A favourite pastime of cynical journalists with space to fill is to take select phrases from the speeches of different party leaders, remove the names of the authors, jumble up the order and then ask the reader to guess which leader said which. Even with the wondrous variety of the English language, it’s no surprise that words and phrases often overlap, even between politicians with radically different views of the world. There is, even so, sometimes a deeper truth in this parlour game for cynics.
It’s a truth that the words of Liberal Democrats in the run up to last Thursday’s elections revealed: far too often the party is not talking about its own beliefs but instead co-opting the phraseology of other parties. “Big Society” tumbles out of Liberal Democrat ministers mouths more often than “community politics”. “Liberal” may be more common, but it’s not that common.
The choice of vocabulary is not all powerful in itself; lovely words still need the right substance to describe. But the right substance without the right words is like the lovingly crafted speech that is never delivered. Nice to know it’s there perhaps but fundamentally a self-defeating approach to politics.
As I touched on briefly in the first post in this series,
It’s not as if Liberal Democrat achievements are few and far between. With three-quarters of the Liberal Democrat manifesto being enacted by the government, there is a huge list of them. But turning that list into a coherent, simple and compelling story of what the party is about has not yet been managed.
Without our own voice and our own vocabulary, it’s always going to be near-impossible to make the achievements into a coherent and effective political message. If we simply ape the language of others, it will sound like we are aping their actions too.
We do not need to create the answers to this from scratch, however, for we have a distinctive view of society, individuals and how power should be used in community politics.

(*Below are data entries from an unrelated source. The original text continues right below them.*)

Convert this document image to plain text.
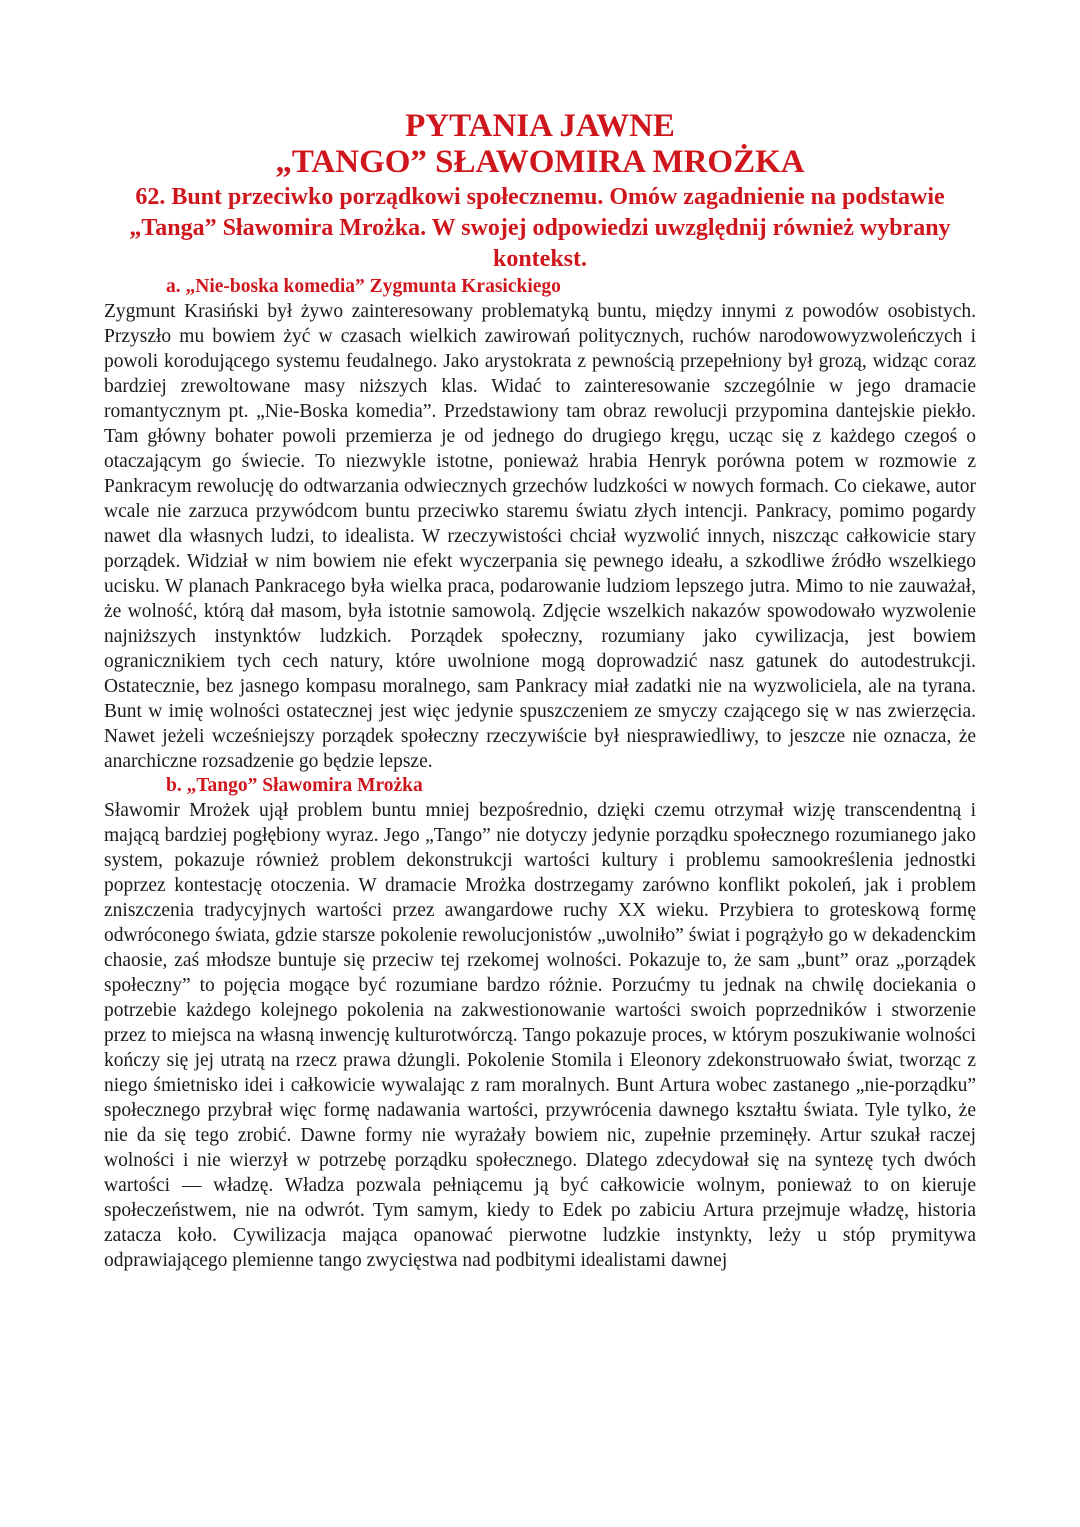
PYTANIA JAWNE
„TANGO” SŁAWOMIRA MROŻKA
62. Bunt przeciwko porządkowi społecznemu. Omów zagadnienie na podstawie „Tanga” Sławomira Mrożka. W swojej odpowiedzi uwzględnij również wybrany kontekst.
a. „Nie-boska komedia” Zygmunta Krasickiego

Zygmunt Krasiński był żywo zainteresowany problematyką buntu, między innymi z powodów osobistych. Przyszło mu bowiem żyć w czasach wielkich zawirowań politycznych, ruchów narodowowyzwoleńczych i powoli korodującego systemu feudalnego. Jako arystokrata z pewnością przepełniony był grozą, widząc coraz bardziej zrewoltowane masy niższych klas. Widać to zainteresowanie szczególnie w jego dramacie romantycznym pt. „Nie-Boska komedia”. Przedstawiony tam obraz rewolucji przypomina dantejskie piekło. Tam główny bohater powoli przemierza je od jednego do drugiego kręgu, ucząc się z każdego czegoś o otaczającym go świecie. To niezwykle istotne, ponieważ hrabia Henryk porówna potem w rozmowie z Pankracym rewolucję do odtwarzania odwiecznych grzechów ludzkości w nowych formach. Co ciekawe, autor wcale nie zarzuca przywódcom buntu przeciwko staremu światu złych intencji. Pankracy, pomimo pogardy nawet dla własnych ludzi, to idealista. W rzeczywistości chciał wyzwolić innych, niszcząc całkowicie stary porządek. Widział w nim bowiem nie efekt wyczerpania się pewnego ideału, a szkodliwe źródło wszelkiego ucisku. W planach Pankracego była wielka praca, podarowanie ludziom lepszego jutra. Mimo to nie zauważał, że wolność, którą dał masom, była istotnie samowolą. Zdjęcie wszelkich nakazów spowodowało wyzwolenie najniższych instynktów ludzkich. Porządek społeczny, rozumiany jako cywilizacja, jest bowiem ogranicznikiem tych cech natury, które uwolnione mogą doprowadzić nasz gatunek do autodestrukcji. Ostatecznie, bez jasnego kompasu moralnego, sam Pankracy miał zadatki nie na wyzwoliciela, ale na tyrana. Bunt w imię wolności ostatecznej jest więc jedynie spuszczeniem ze smyczy czającego się w nas zwierzęcia. Nawet jeżeli wcześniejszy porządek społeczny rzeczywiście był niesprawiedliwy, to jeszcze nie oznacza, że anarchiczne rozsadzenie go będzie lepsze.

b. „Tango” Sławomira Mrożka

Sławomir Mrożek ujął problem buntu mniej bezpośrednio, dzięki czemu otrzymał wizję transcendentną i mającą bardziej pogłębiony wyraz. Jego „Tango” nie dotyczy jedynie porządku społecznego rozumianego jako system, pokazuje również problem dekonstrukcji wartości kultury i problemu samookreślenia jednostki poprzez kontestację otoczenia. W dramacie Mrożka dostrzegamy zarówno konflikt pokoleń, jak i problem zniszczenia tradycyjnych wartości przez awangardowe ruchy XX wieku. Przybiera to groteskową formę odwróconego świata, gdzie starsze pokolenie rewolucjonistów „uwolniło” świat i pogrążyło go w dekadenckim chaosie, zaś młodsze buntuje się przeciw tej rzekomej wolności. Pokazuje to, że sam „bunt” oraz „porządek społeczny” to pojęcia mogące być rozumiane bardzo różnie. Porzućmy tu jednak na chwilę dociekania o potrzebie każdego kolejnego pokolenia na zakwestionowanie wartości swoich poprzedników i stworzenie przez to miejsca na własną inwencję kulturotwórczą. Tango pokazuje proces, w którym poszukiwanie wolności kończy się jej utratą na rzecz prawa dżungli. Pokolenie Stomila i Eleonory zdekonstruowało świat, tworząc z niego śmietnisko idei i całkowicie wywalając z ram moralnych. Bunt Artura wobec zastanego „nie-porządku” społecznego przybrał więc formę nadawania wartości, przywrócenia dawnego kształtu świata. Tyle tylko, że nie da się tego zrobić. Dawne formy nie wyrażały bowiem nic, zupełnie przeminęły. Artur szukał raczej wolności i nie wierzył w potrzebę porządku społecznego. Dlatego zdecydował się na syntezę tych dwóch wartości — władzę. Władza pozwala pełniącemu ją być całkowicie wolnym, ponieważ to on kieruje społeczeństwem, nie na odwrót. Tym samym, kiedy to Edek po zabiciu Artura przejmuje władzę, historia zatacza koło. Cywilizacja mająca opanować pierwotne ludzkie instynkty, leży u stóp prymitywa odprawiającego plemienne tango zwycięstwa nad podbitymi idealistami dawnej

Mark Valladares wrote on his blog that,
We’re liberals, not socialists or conservatives. We believe in individual freedom within the context of strong communities. That’s not always easy, but it is what we believe in. Talk about building a better society, talk about giving people the tools to build it, talk about how we will protect those that need protection.
I would add to that list – talk about community politics. It’s a phrase that has almost completely dropped out of use in senior party circles, and it’s a way of seeing the world which is very rarely used to explain Liberal Democrat policies or to set out our approach to winning battles in government. It’s also an answer to the point Jonathan Calder makes about the difference between a list of worthy technocratic improvements and a program for a political party.
It requires an understanding that the party’s members and supporters should be active participants, not passive spectators, a self-confidence in our own view of the world such that adopting the phrases of others becomes an embarrassment, not a necessity, and an attitude of mind that sees local government as the essential colleague in delivering community politics week in, week out.
For more on community politics, its origins and what it stands for, see my collection of community politics reading resources.
5 Comments
Many of us are clearly thinking along the same lines. I posted this the other day about using the term ‘progressive’:
http://alexsarchives.wordpress.com/2011/05/11/progressive-but-not-centre-left-best-not-to/
As Alex says above, I think many of us are thinking along these lines and trying to frame policy in liberal terms. My own modest contributions can be seen at http://blog.jebbo.co.uk/
When Clegg is using Cameron phraseology, i.e Muscular Liberalism, as his fightback clarion call, what hope have you?
@jayu
it’s hardly a cameron phrase.
‘muscular liberalism’ is most closely associated with Mark Oaten’s critical analysis in recent years. for example this from 2003: http://www.economist.com/node/2140055 – that’s a good few years before anyone had ever heard of David Cameron.
I can’t say I was a particular fan of his, but there is much to be said for not limiting the party appeal to disillusioned Labour voters for tactical support and identifying certain policy areas where flexibility can be seen as a weakness for LibDems (law and order, civil liberties, the economy). So his contribution shouldn’t be overlooked just because of later events.
It simply means asserting more strongly what liberty means to us and defending those values more resolutely by showing how these principles work in practise and how they carry through to policy. It was an argument for the party to be a bit more ambitious about putting in place LibDem policies and a bit more realistic in what was required to do it.
So it’s perfectly apt as a descriptive response to the electorate’s verdict on the first year in coalition.
@Oranjepan
I’m not saying anyone has a monopoly on the use of certain words or phrases, it was just the way in which Clegg did it. It appeared more an attempt at appropriation than re-appropriation.